I am not an employee of VMware.
To be clear I suspect it is the Spectre variant 4 (Speculative Store Bypass) that has caused the slowdown.
https://portal.msrc.microsoft.com/en-US/security-guidance/advisory/ADV180012
There are four major Spectre variants. Spectre variant 3, aka Meltdown or rogue data cache load, does not require an Intel CPU microcode update. There is also Spectre variant 3a.
Microcode updates usually come in the form of the a BIOS/EFI firmware update of the physical machine. VMware has provided microcode updates for certain CPUs (Sandy Bridge and newer) through ESXi VIBs. Microsoft also provided microcode updates for Haswell and newer CPUs. If I am not mistaken, the microcode update can be updated through Linux OS updates. The microcode delivery through Microsoft Windows and Linux OS updates allows machines that no longer have BIOS/EFI updates from the system vendor to be updated. Apple also provided microcode updates through macOS updates.
One way to check the Spectre microcodes updates is to look at the vmware.log of any VM the value of EDX register CPUID leaf 7. I don't have a machine that has the microcode update for Spectre variant 4 yet. This is from the vmware.log of a VM running Fusion 8.5.10 on a MacBook Pro.

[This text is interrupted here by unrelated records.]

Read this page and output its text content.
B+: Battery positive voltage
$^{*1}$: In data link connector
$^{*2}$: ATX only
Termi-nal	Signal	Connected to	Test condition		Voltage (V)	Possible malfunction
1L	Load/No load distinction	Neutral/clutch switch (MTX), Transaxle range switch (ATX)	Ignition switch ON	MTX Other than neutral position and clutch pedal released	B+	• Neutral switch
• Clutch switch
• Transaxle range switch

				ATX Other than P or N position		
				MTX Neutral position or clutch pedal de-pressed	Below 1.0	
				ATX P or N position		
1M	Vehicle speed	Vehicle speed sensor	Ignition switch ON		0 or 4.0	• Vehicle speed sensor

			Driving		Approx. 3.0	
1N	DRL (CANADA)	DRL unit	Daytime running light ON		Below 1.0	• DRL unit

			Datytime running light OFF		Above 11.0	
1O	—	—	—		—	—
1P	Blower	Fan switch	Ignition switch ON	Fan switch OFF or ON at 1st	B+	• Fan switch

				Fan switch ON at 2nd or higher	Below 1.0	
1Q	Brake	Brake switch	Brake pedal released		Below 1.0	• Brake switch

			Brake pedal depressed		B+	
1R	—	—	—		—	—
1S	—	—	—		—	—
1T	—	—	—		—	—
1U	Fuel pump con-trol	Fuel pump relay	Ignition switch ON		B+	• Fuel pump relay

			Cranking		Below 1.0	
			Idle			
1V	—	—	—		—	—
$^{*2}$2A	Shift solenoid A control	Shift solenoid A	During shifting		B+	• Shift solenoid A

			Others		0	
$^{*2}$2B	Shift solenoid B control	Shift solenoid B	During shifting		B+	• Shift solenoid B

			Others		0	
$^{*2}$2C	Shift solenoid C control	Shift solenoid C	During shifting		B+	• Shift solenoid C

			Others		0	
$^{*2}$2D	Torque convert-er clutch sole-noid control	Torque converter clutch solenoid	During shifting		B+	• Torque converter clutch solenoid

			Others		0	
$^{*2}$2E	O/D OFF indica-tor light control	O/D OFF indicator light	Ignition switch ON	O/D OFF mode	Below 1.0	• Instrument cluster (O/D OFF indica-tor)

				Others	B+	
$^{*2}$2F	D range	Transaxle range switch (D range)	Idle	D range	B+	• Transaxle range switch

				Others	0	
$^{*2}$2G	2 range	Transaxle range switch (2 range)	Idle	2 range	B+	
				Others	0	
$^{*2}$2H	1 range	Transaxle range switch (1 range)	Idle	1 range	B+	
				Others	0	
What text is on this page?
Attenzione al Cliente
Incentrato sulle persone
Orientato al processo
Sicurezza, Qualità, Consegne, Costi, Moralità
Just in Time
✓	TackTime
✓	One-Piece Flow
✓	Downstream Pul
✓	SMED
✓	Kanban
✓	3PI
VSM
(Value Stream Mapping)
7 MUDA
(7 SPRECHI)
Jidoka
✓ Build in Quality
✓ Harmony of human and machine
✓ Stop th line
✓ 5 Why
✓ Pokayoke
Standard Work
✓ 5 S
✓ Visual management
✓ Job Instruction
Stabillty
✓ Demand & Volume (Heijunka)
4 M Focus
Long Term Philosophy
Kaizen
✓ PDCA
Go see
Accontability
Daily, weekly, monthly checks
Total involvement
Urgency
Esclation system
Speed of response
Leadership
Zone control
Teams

vmx| I125: hostCPUID level 00000007, 0: 0x00000000 0x000027ab 0x00000000 0x0c000000
It has the microcode updates for Spectre variants 1 and 2 but it does not have the variant 4 microcode update that is why bit 31 is 0 for the EDX register while bit 26 and 27 are 1.
If you are not familiar with the VMware ESXi patches with regards to Spectre variants 1 and 2, I'd suggest you look at this KB.
https://kb.vmware.com/kb/52085
Sorry I am not clicking on that link you provided and I won't try those tools. Microsoft has provided similar tools in the form of Powershell scripts to check Spectre and Meltdown status. And they also provided information on how to disable them at the Windows OS level.